Saturday, April 30, 2011

ALBERT SHANKER 1990


"The achievement of The Concord Review’s authors offers a different model of learning.
Maybe it’s time for us to take it seriously."

New York Times, June 3, 1990
Where We Stand
by Albert Shanker
American Federation of Teachers

History By and For Students
The Concord Review


People who are hungry for a little good news about what U.S. schools and students are achieving—and that’s most of us—should take a look at The Concord Review. The Review publishes history essays written by secondary students from all over the English-speaking world [945 from 39 countries so far], but most are from the U.S. and fully half are by students attending public schools.


If you picked up a copy of the Review and started reading, you probably wouldn’t realize that its lively and substantial articles come from students in high school—or even junior high. An eighth-grader contributed the readable discussion about the future of Richard Nixon’s reputation to the Winter 1989 issue. And in the same issue, the balanced treatment of 19th-century theories about African-Americans that contributed to the founding and development of a society to return former slaves to Africa came from a student in grade ten. The essays in The Concord Review suggest what students can do when they find a subject that engages them and they are encouraged to run with it.
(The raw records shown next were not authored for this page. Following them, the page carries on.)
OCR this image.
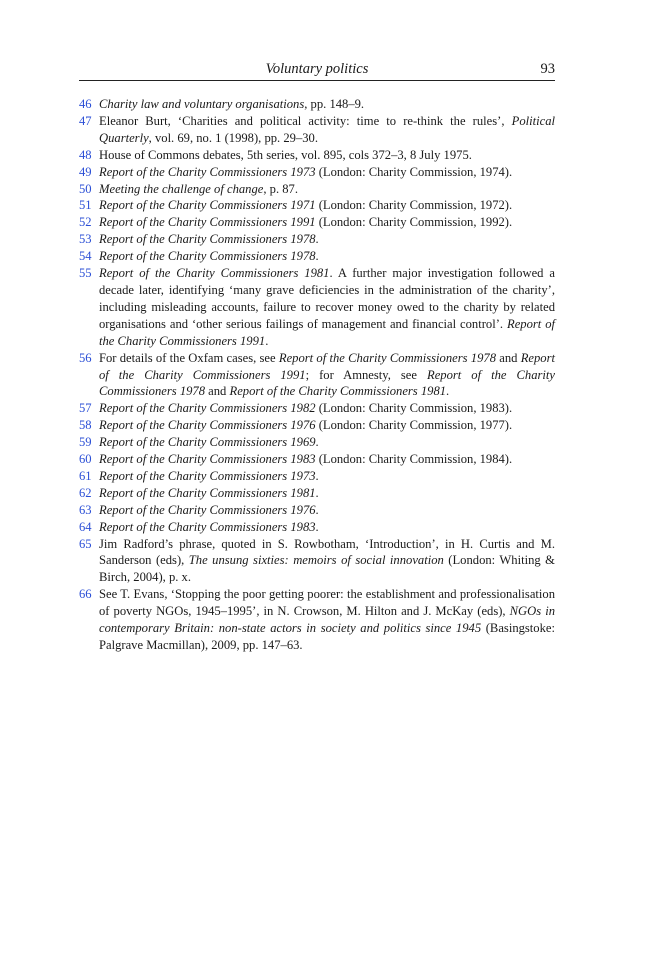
Voluntary politics	93
46 Charity law and voluntary organisations, pp. 148–9.
47 Eleanor Burt, ‘Charities and political activity: time to re-think the rules’, Political Quarterly, vol. 69, no. 1 (1998), pp. 29–30.
48 House of Commons debates, 5th series, vol. 895, cols 372–3, 8 July 1975.
49 Report of the Charity Commissioners 1973 (London: Charity Commission, 1974).
50 Meeting the challenge of change, p. 87.
51 Report of the Charity Commissioners 1971 (London: Charity Commission, 1972).
52 Report of the Charity Commissioners 1991 (London: Charity Commission, 1992).
53 Report of the Charity Commissioners 1978.
54 Report of the Charity Commissioners 1978.
55 Report of the Charity Commissioners 1981. A further major investigation followed a decade later, identifying ‘many grave deficiencies in the administration of the charity’, including misleading accounts, failure to recover money owed to the charity by related organisations and ‘other serious failings of management and financial control’. Report of the Charity Commissioners 1991.
56 For details of the Oxfam cases, see Report of the Charity Commissioners 1978 and Report of the Charity Commissioners 1991; for Amnesty, see Report of the Charity Commissioners 1978 and Report of the Charity Commissioners 1981.
57 Report of the Charity Commissioners 1982 (London: Charity Commission, 1983).
58 Report of the Charity Commissioners 1976 (London: Charity Commission, 1977).
59 Report of the Charity Commissioners 1969.
60 Report of the Charity Commissioners 1983 (London: Charity Commission, 1984).
61 Report of the Charity Commissioners 1973.
62 Report of the Charity Commissioners 1981.
63 Report of the Charity Commissioners 1976.
64 Report of the Charity Commissioners 1983.
65 Jim Radford’s phrase, quoted in S. Rowbotham, ‘Introduction’, in H. Curtis and M. Sanderson (eds), The unsung sixties: memoirs of social innovation (London: Whiting & Birch, 2004), p. x.
66 See T. Evans, ‘Stopping the poor getting poorer: the establishment and professionalisation of poverty NGOs, 1945–1995’, in N. Crowson, M. Hilton and J. McKay (eds), NGOs in contemporary Britain: non-state actors in society and politics since 1945 (Basingstoke: Palgrave Macmillan), 2009, pp. 147–63.
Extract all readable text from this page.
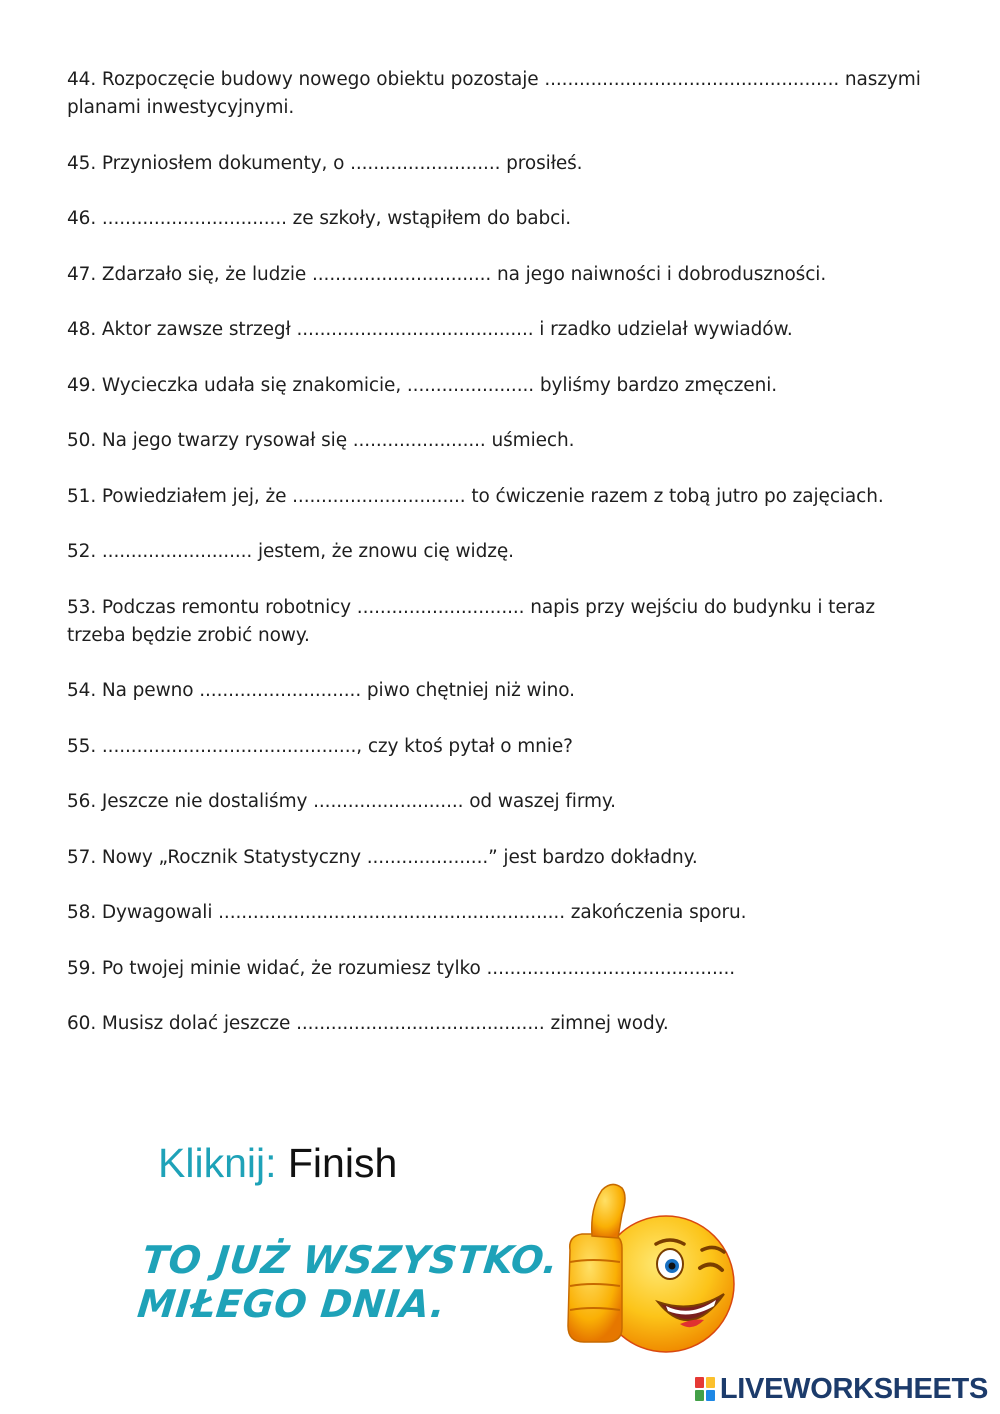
44. Rozpoczęcie budowy nowego obiektu pozostaje ................................................... naszymi planami inwestycyjnymi.

45. Przyniosłem dokumenty, o .......................... prosiłeś.

46. ................................ ze szkoły, wstąpiłem do babci.

47. Zdarzało się, że ludzie ............................... na jego naiwności i dobroduszności.

48. Aktor zawsze strzegł ......................................... i rzadko udzielał wywiadów.

49. Wycieczka udała się znakomicie, ...................... byliśmy bardzo zmęczeni.

50. Na jego twarzy rysował się ....................... uśmiech.

51. Powiedziałem jej, że .............................. to ćwiczenie razem z tobą jutro po zajęciach.

52. .......................... jestem, że znowu cię widzę.

53. Podczas remontu robotnicy ............................. napis przy wejściu do budynku i teraz trzeba będzie zrobić nowy.

54. Na pewno ............................ piwo chętniej niż wino.

55. ............................................, czy ktoś pytał o mnie?

56. Jeszcze nie dostaliśmy .......................... od waszej firmy.

57. Nowy „Rocznik Statystyczny .....................” jest bardzo dokładny.

58. Dywagowali ............................................................ zakończenia sporu.

59. Po twojej minie widać, że rozumiesz tylko ...........................................

60. Musisz dolać jeszcze ........................................... zimnej wody.

Kliknij: Finish
TO JUŻ WSZYSTKO.
MIŁEGO DNIA.
LIVEWORKSHEETS
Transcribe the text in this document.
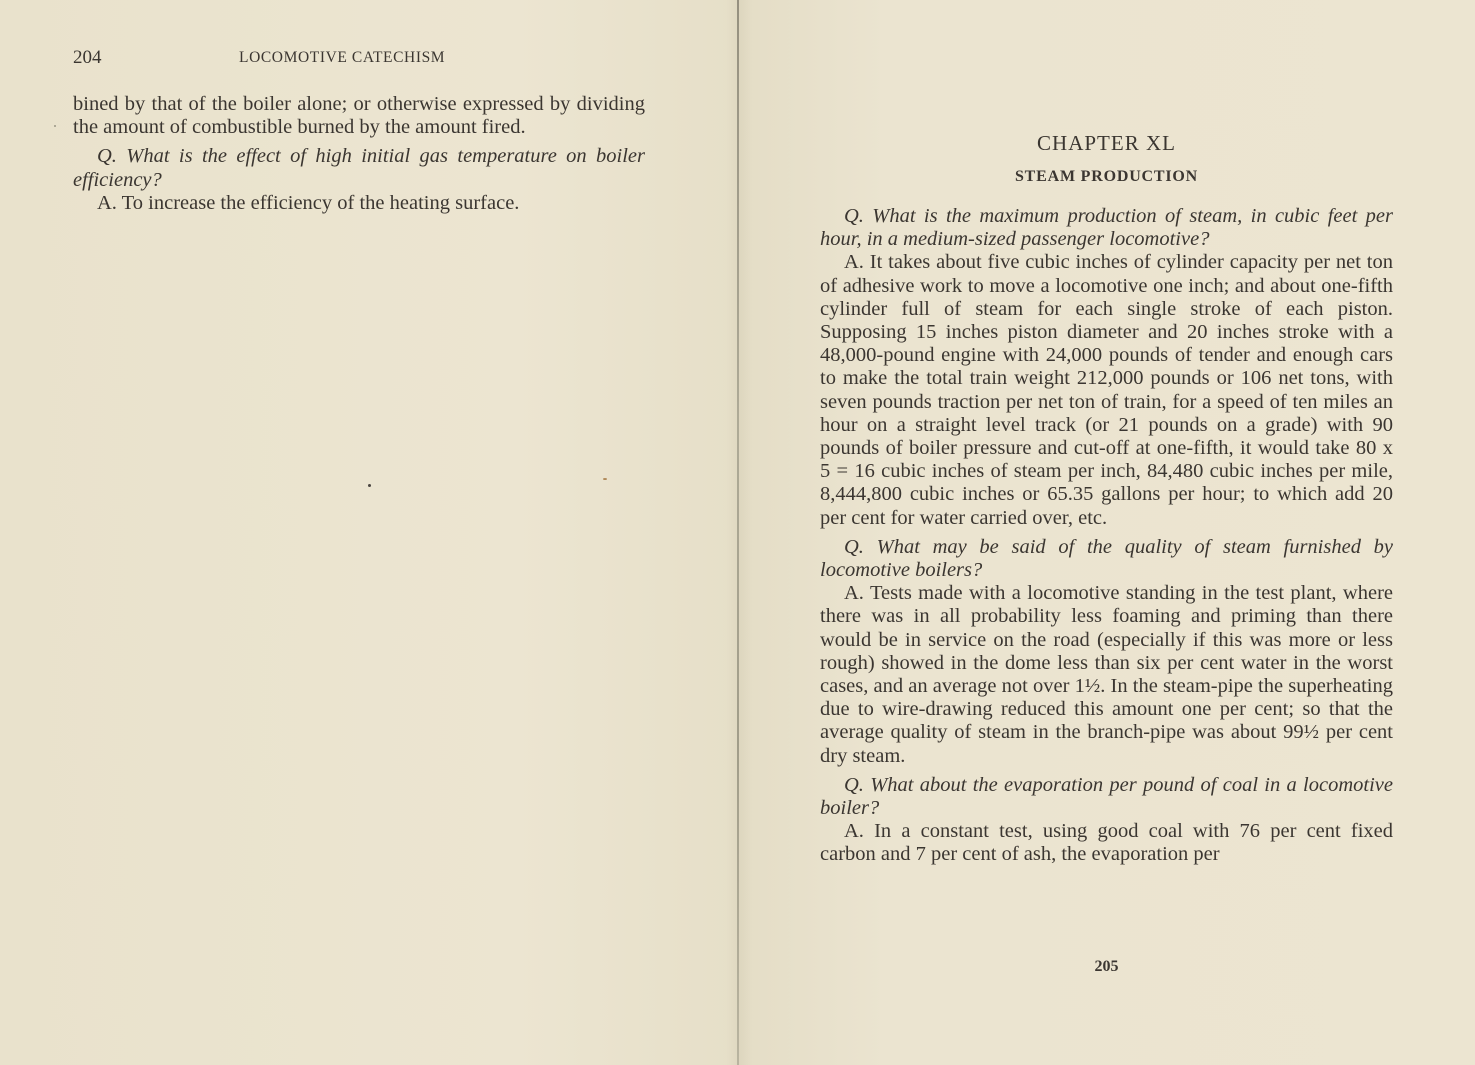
204	LOCOMOTIVE CATECHISM

bined by that of the boiler alone; or otherwise expressed by dividing the amount of combustible burned by the amount fired.

Q. What is the effect of high initial gas temperature on boiler efficiency?

A. To increase the efficiency of the heating surface.

CHAPTER XL
STEAM PRODUCTION

Q. What is the maximum production of steam, in cubic feet per hour, in a medium-sized passenger locomotive?

A. It takes about five cubic inches of cylinder capacity per net ton of adhesive work to move a locomotive one inch; and about one-fifth cylinder full of steam for each single stroke of each piston. Supposing 15 inches piston diameter and 20 inches stroke with a 48,000-pound engine with 24,000 pounds of tender and enough cars to make the total train weight 212,000 pounds or 106 net tons, with seven pounds traction per net ton of train, for a speed of ten miles an hour on a straight level track (or 21 pounds on a grade) with 90 pounds of boiler pressure and cut-off at one-fifth, it would take 80 x 5 = 16 cubic inches of steam per inch, 84,480 cubic inches per mile, 8,444,800 cubic inches or 65.35 gallons per hour; to which add 20 per cent for water carried over, etc.

Q. What may be said of the quality of steam furnished by locomotive boilers?

A. Tests made with a locomotive standing in the test plant, where there was in all probability less foaming and priming than there would be in service on the road (especially if this was more or less rough) showed in the dome less than six per cent water in the worst cases, and an average not over 1½. In the steam-pipe the superheating due to wire-drawing reduced this amount one per cent; so that the average quality of steam in the branch-pipe was about 99½ per cent dry steam.

Q. What about the evaporation per pound of coal in a locomotive boiler?

A. In a constant test, using good coal with 76 per cent fixed carbon and 7 per cent of ash, the evaporation per

205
Will Fitzhugh, a former high school history teacher who used his own savings to found The Concord Review in 1987, sees the journal as a way of recognizing—and fostering—achievement. When a student writes an outstanding essay, the only reward a teacher can offer is a top grade. Like many good teachers, Fitzhugh felt that the grade was somehow not enough. So he designed the Review as an extra recognition—a history’s student’s equivalent to winning a varsity letter or getting a prize in a science fair. But of course it does much more...


The Concord Review deserves support—and contributing a subscription to a local school library might be a good way of showing it. It is also worth thinking about as we consider how to reform our education system. As we’ve known for a long time, factory workers who never saw the completed product and worked on only a small part of it soon became bored and demoralized, But when they were allowed to see the whole process—or better yet become involved in it—productivity and morale improved. Students are no different. When we chop up the work they do into little bits—history facts and vocabulary and grammar rules to be learned—it’s no wonder that they are bored and disengaged. The achievement of The Concord Review’s authors offers a different model of learning. Maybe it’s time for us to take it seriously.